Well, “Mille Tonnerres!” As Hercule Poirot is wont to say, “Sacre Bleu!” but Madame Sophie Hannah has worked her sly magic once again in the continuation novel “The Mystery of Three Quarters,” out and at bookstores on August 28th.
Of course, reviewing mystery novels is always a problem for the reviewer because you can not give any of the plot away. “You CAN NOT!” I am again using Hercule Poirot’s unique voice and intonation here.
But I can say that is the literary legerdemain that Ms. Hannah practices so well. And the Christie Estate was so astute in choosing HER as the inheritor and author of now THREE delicious Christie continuation novels. “The Monogram Murders,” “Closed Casket” and now “The Mystery of Three Quarters.”
The first quarter of “Three Quarters” is undiluted joy for Christie fans because it is all Poirot, all the time. He is front and center as his usually adept self in handling the perplexing question of who is sending these poison pen letters to various random people and signing his name, accusing them all of the murder of Barnabus Pandy. (LOVE that name!) Hannah is wicked good with her choice of her characters’ names.

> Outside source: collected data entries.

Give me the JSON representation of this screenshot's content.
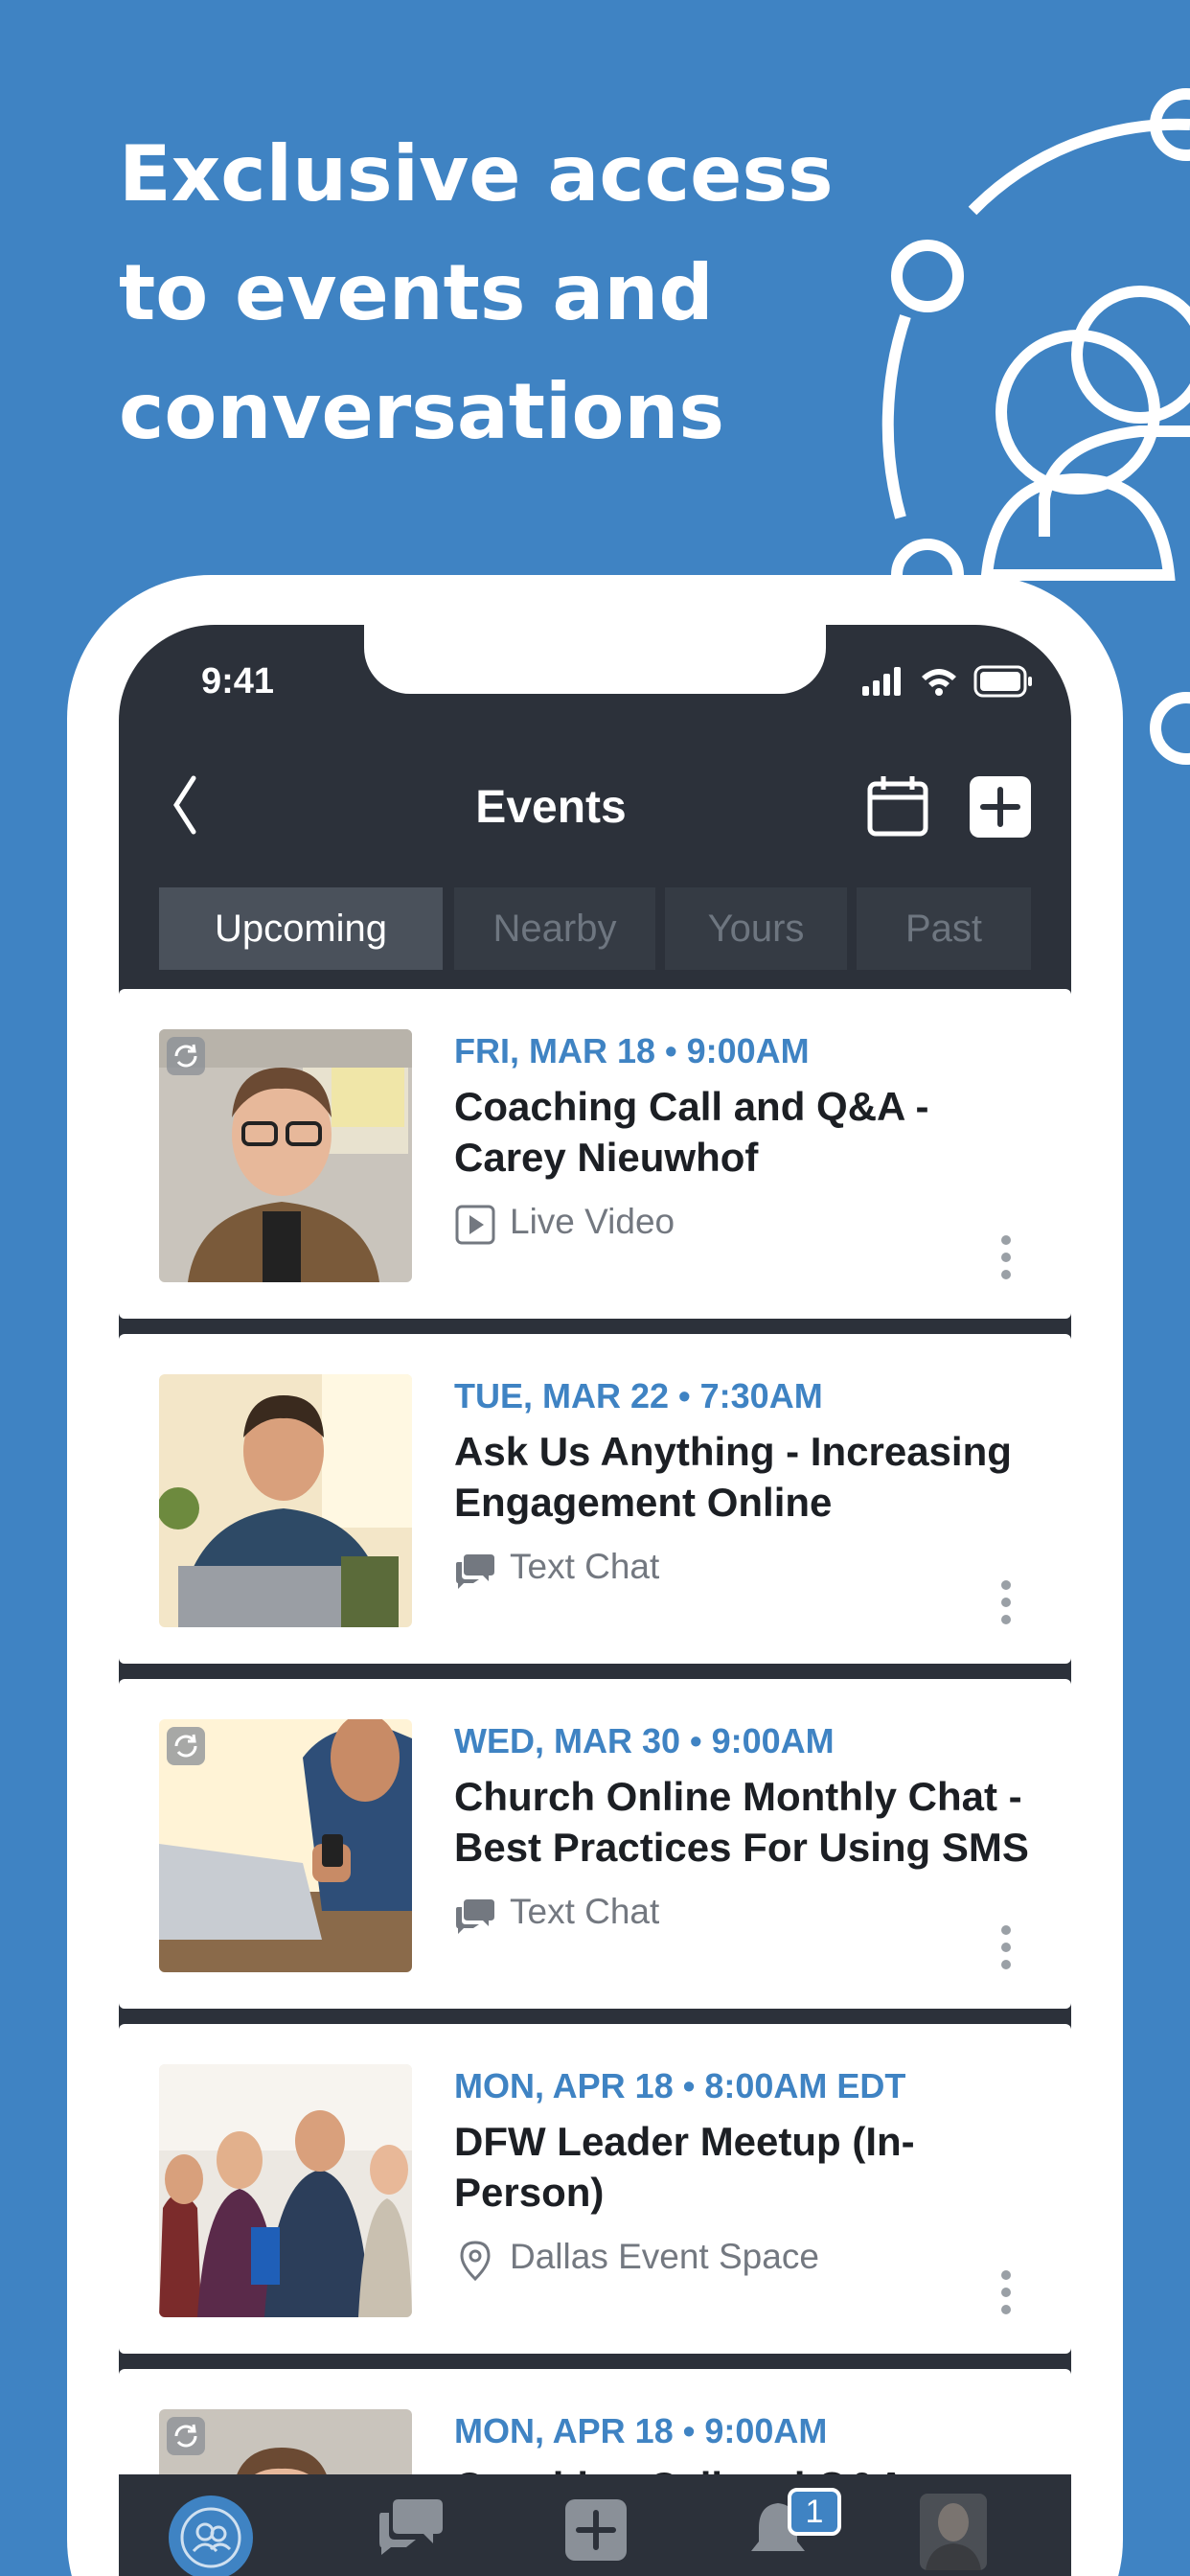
{
  "headline": [
    "Exclusive access",
    "to events and",
    "conversations"
  ],
  "status_bar": {
    "time": "9:41"
  },
  "nav": {
    "title": "Events"
  },
  "tabs": [
    {
      "label": "Upcoming",
      "active": true
    },
    {
      "label": "Nearby",
      "active": false
    },
    {
      "label": "Yours",
      "active": false
    },
    {
      "label": "Past",
      "active": false
    }
  ],
  "events": [
    {
      "date": "FRI, MAR 18 • 9:00AM",
      "title": "Coaching Call and Q&A - Carey Nieuwhof",
      "type_icon": "play-icon",
      "type": "Live Video",
      "recurring": true
    },
    {
      "date": "TUE, MAR 22 • 7:30AM",
      "title": "Ask Us Anything - Increasing Engagement Online",
      "type_icon": "chat-icon",
      "type": "Text Chat",
      "recurring": false
    },
    {
      "date": "WED, MAR 30 • 9:00AM",
      "title": "Church Online Monthly Chat - Best Practices For Using SMS",
      "type_icon": "chat-icon",
      "type": "Text Chat",
      "recurring": true
    },
    {
      "date": "MON, APR 18 • 8:00AM EDT",
      "title": "DFW Leader Meetup (In-Person)",
      "type_icon": "location-pin-icon",
      "type": "Dallas Event Space",
      "recurring": false
    },
    {
      "date": "MON, APR 18 • 9:00AM",
      "title": "Coaching Call and Q&A",
      "type_icon": "",
      "type": "",
      "recurring": true
    }
  ],
  "bottom_nav": {
    "items": [
      "community-icon",
      "chat-icon",
      "add-icon",
      "bell-icon",
      "profile-avatar"
    ],
    "notification_count": "1"
  },
  "colors": {
    "brand_blue": "#3f83c3",
    "dark_bg": "#2c313a",
    "date_blue": "#3f83c3"
  }
}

The first character to accuse Poirot of this outrageous slander by snail mail (It is set in 1929. No emails here. Can you imagine Poirot sending an email? Or even going online! ) is the aptly named Sylvia Rule. And a more vivid, angry introduct-ress to a murder mystery you cannot imagine. And Poirot cannot imagine it either!! He, Hercule Poirot, the greatest detective of all time (he calls himself, modestly) accusing others of a crime and signing his name to letters he did not write.”It is an outrage!” he tells the implacable Sylvia Rule, and the other characters who turn up, in rapid succession, with identical letters. In various stages of discomfiture with Poirot..
This all happens in front of and inside his historic flat in Whitehaven Mansions. Hannah has preserved that from the Christie originals. New is the favorite place of Poirot’s to retire to, and figure out what to do with this perplexing situation with his “little grey cells”(Yes, they are here, too.)And that place is a pleasant café called Pleasant Café and run by Euphemia Spring. Who everyone calls “Fee.” (Once again Hannah’s marvelous choice of character names.) And Fee Spring has a large part to play.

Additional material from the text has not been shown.